Wednesday, January 25, 2006

perspective pries my once weighty eyes and it gives me wings

i guess it must really be hard to see past anything beyond the sight of your own two eyes. harder still because you refuse to see anything else lest the truth incapacitate you for all that you are worth. you turn to anything, rage, despair and the all too chronic reason for anything that defies reason and denies scrutiny: faith. yes, the omnipotent is perhaps the greatest of all allies one can get when facing such a violent truth. yes, it gives the greatest placebo effect of all. apparently, in the ecstacy of divine intervention, one can talk of understanding without acceptance. as if the two were even separable!

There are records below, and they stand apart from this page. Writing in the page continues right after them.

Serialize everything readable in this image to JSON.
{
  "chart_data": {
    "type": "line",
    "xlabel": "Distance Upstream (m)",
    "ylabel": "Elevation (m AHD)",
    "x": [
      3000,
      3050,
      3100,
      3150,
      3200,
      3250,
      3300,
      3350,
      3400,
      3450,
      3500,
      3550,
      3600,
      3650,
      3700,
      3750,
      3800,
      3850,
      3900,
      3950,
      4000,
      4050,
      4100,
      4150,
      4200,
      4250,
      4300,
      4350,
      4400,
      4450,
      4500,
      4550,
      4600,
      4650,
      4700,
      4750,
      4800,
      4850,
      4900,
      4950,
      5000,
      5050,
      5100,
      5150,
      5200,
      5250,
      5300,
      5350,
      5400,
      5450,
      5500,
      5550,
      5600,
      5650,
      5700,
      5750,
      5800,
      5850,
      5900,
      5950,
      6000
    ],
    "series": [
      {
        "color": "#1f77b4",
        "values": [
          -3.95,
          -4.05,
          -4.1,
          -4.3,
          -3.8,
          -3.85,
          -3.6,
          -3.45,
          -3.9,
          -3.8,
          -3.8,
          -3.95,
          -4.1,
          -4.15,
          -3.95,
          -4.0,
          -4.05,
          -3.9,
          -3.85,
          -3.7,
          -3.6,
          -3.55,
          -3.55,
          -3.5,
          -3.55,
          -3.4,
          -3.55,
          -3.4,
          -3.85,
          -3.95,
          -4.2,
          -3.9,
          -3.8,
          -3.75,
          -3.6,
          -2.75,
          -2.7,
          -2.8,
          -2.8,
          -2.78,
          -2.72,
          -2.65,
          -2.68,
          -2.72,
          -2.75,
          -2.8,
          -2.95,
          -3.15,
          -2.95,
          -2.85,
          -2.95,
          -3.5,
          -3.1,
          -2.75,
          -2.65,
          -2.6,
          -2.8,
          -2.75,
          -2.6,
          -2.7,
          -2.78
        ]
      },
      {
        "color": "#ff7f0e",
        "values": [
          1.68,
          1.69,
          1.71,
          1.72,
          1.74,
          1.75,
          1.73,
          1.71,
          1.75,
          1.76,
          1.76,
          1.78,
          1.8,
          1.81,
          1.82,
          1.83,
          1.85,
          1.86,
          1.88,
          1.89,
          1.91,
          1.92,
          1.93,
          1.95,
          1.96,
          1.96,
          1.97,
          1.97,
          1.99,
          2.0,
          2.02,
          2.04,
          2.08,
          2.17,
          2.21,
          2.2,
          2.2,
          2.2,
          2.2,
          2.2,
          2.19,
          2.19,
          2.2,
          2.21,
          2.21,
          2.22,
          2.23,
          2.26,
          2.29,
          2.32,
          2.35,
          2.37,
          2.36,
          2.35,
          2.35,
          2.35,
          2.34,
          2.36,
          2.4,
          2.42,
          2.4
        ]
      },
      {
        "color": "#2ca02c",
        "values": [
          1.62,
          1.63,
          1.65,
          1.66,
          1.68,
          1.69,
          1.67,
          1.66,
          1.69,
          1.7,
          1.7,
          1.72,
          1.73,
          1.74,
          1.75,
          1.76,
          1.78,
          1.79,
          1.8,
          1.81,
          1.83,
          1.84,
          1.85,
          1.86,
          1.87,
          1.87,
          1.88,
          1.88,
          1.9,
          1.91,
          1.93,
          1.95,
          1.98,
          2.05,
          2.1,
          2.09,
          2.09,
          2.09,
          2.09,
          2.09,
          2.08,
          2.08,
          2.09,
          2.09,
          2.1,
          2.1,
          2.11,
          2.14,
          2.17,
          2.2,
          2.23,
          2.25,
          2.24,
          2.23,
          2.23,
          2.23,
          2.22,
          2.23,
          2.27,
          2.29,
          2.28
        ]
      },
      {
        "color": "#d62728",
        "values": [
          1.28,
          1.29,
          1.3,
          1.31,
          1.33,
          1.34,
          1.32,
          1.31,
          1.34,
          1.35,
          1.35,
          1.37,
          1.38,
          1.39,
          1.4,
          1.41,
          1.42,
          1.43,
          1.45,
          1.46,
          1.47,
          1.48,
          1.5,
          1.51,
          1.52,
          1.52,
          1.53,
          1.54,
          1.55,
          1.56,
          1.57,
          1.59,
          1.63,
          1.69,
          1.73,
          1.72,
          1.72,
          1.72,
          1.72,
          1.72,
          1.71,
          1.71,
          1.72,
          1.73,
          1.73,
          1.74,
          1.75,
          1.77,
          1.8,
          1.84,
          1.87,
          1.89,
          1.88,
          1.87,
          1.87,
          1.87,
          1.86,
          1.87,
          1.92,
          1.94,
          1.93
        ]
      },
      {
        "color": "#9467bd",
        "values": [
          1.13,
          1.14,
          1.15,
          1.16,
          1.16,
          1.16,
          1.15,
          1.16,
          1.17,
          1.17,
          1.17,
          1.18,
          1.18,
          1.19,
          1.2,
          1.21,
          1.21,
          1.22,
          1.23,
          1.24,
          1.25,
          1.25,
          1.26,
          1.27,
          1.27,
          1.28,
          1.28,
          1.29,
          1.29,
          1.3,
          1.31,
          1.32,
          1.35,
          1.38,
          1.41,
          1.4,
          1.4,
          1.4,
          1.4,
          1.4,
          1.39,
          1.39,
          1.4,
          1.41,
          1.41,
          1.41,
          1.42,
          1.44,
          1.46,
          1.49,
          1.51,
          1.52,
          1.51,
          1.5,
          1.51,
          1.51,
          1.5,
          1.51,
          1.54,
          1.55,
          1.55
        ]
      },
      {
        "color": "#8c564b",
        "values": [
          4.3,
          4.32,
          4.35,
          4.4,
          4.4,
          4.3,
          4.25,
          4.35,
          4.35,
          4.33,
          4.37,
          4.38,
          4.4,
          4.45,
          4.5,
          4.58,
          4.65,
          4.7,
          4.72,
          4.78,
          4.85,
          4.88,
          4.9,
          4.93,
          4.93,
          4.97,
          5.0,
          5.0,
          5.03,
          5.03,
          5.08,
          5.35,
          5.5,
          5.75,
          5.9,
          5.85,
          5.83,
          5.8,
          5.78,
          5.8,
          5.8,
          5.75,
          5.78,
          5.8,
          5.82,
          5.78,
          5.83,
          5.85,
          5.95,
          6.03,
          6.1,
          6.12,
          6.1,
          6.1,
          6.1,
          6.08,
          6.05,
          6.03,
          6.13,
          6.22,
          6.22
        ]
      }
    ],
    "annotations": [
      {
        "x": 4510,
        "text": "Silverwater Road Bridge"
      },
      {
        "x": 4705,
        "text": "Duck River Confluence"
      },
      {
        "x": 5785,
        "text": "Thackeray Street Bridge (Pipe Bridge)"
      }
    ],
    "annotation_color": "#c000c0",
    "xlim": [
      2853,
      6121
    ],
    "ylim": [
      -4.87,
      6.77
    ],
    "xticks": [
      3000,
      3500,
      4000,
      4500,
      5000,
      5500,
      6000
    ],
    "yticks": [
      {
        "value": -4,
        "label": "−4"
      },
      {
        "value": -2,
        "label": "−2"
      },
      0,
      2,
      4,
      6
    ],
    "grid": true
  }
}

yes, people fall out of love. but it is not such a tragedy, not more other than being the other side of the coin of falling in love. what amazes me is how one can talk of such an affliction (falling out of love) when the premise (to fall out of love the existence of love must at first hold true) is nothing but a fabrication of your own make. a reality conditioned to be so and then later referred to as serendipity at work. tell me, is it a part of serendipity to make yourself as visible as possible to someone you like until they finally get to see you in the fashion that you wish to? i don't know how you do it. become a returning customer for his cd burning business, call him up and ask them to come by to fix your pc, ask the whole class to tease both of you. that would definitely get his attention i suppose (why not write 'i like you' in your generous forehead instead?). yes. that's real serendipity at work. at least now, when i'll think about lady luck, i'll have a definite muse in mind.

if i'm lucky, i'll not be misunderstood as you read between the lines. take those goddamn blinders off your eyes. nothing can twist the truth more than understanding only the parts that do not hurt you. selective understanding is not understanding at all.